This week’s Listener crossword puzzle, “A Change of Clothing” by Elgin, is brilliant, and has a hilarious surprise ending. I wish I could talk all about it here without giving anything away, but I can’t. Let’s just say that the puzzle concerns (according to the introduction) a heist, and that there are some red herrings very ingeniously built into the puzzle, and leave it at that.
Oh, and a lot of very nice clues, too.
Even after figuring out what was going on and completing the grid in a way that satisfied all the instructions, gave me the pair of crime fighters I needed, unambiguously pointed at the culprit, and justified the title of the puzzle, I was hung up for a long while because for all this to work out, a particular four-letter combination in my final grid had to be either a word in Chambers Dictionary or a proper noun that could be found in either the Oxford Dictionary of English or Chambers Biographical Dictionary. But it didn’t seem to be in Chambers and I don’t own either of the other two reference books so can’t check in them. However, if it were somebody well known enough to make it into two reference books, he or she couldn’t be hard to track down, right? I did a Google search on the letter combination, and checked Wikipedia, and looked it up in the biographical dictionaries and other reference books that I do own, and there was nothing anywhere.
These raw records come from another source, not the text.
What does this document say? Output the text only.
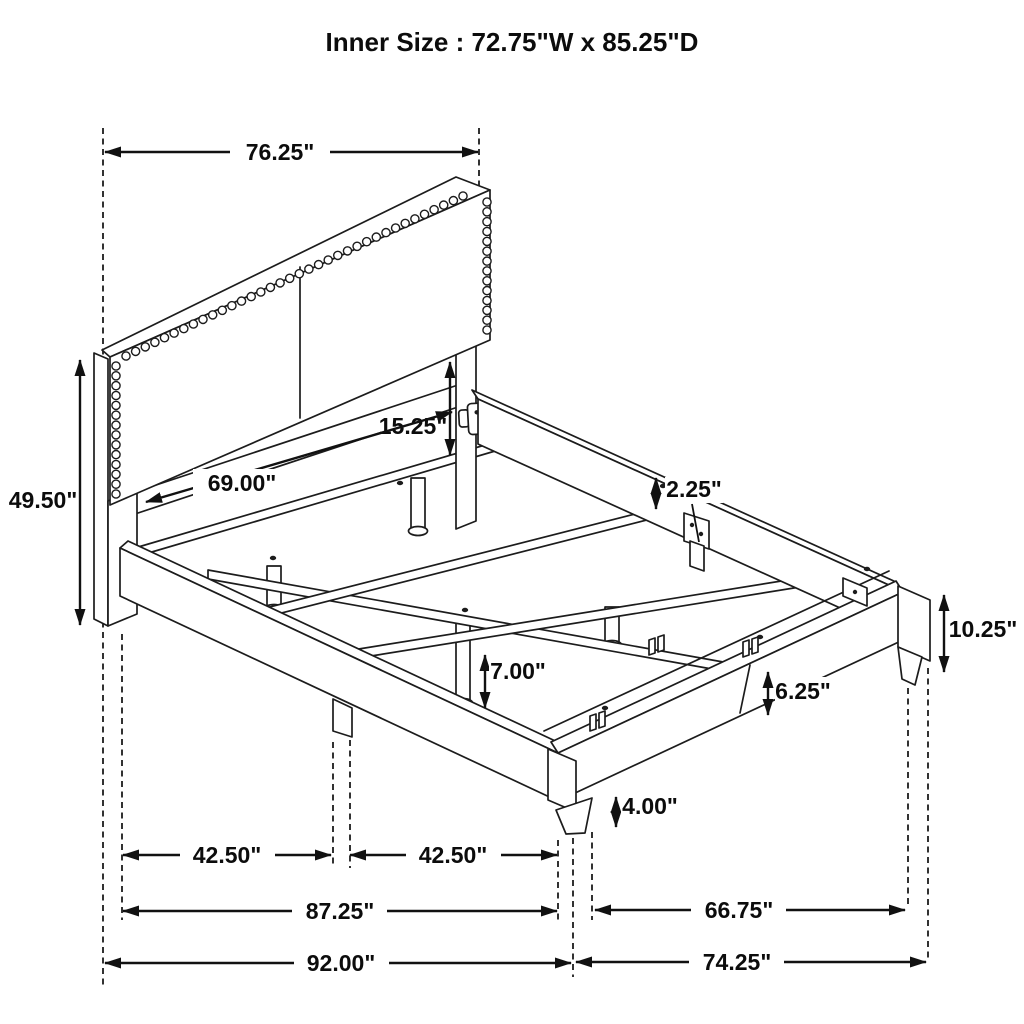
Inner Size : 72.75"W x 85.25"D
76.25"
49.50"
15.25"
69.00"	2.25"
10.25"
7.00"
6.25"
4.00"
42.50"	42.50"
87.25"
92.00"
66.75"
74.25"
Well, it turns out that the four-letter word is in Chambers, but for some reason it’s not in the iPhone version that is what I use most often. When I pulled the actual book down from the shelf, duh, there it was. It was a variant spelling of an obsolete word, but still, there it was. That’ll teach me to rely on the completeness of the iPhone version.
Later: Double duh: Chambers Biographical Dictionary is available for searching online.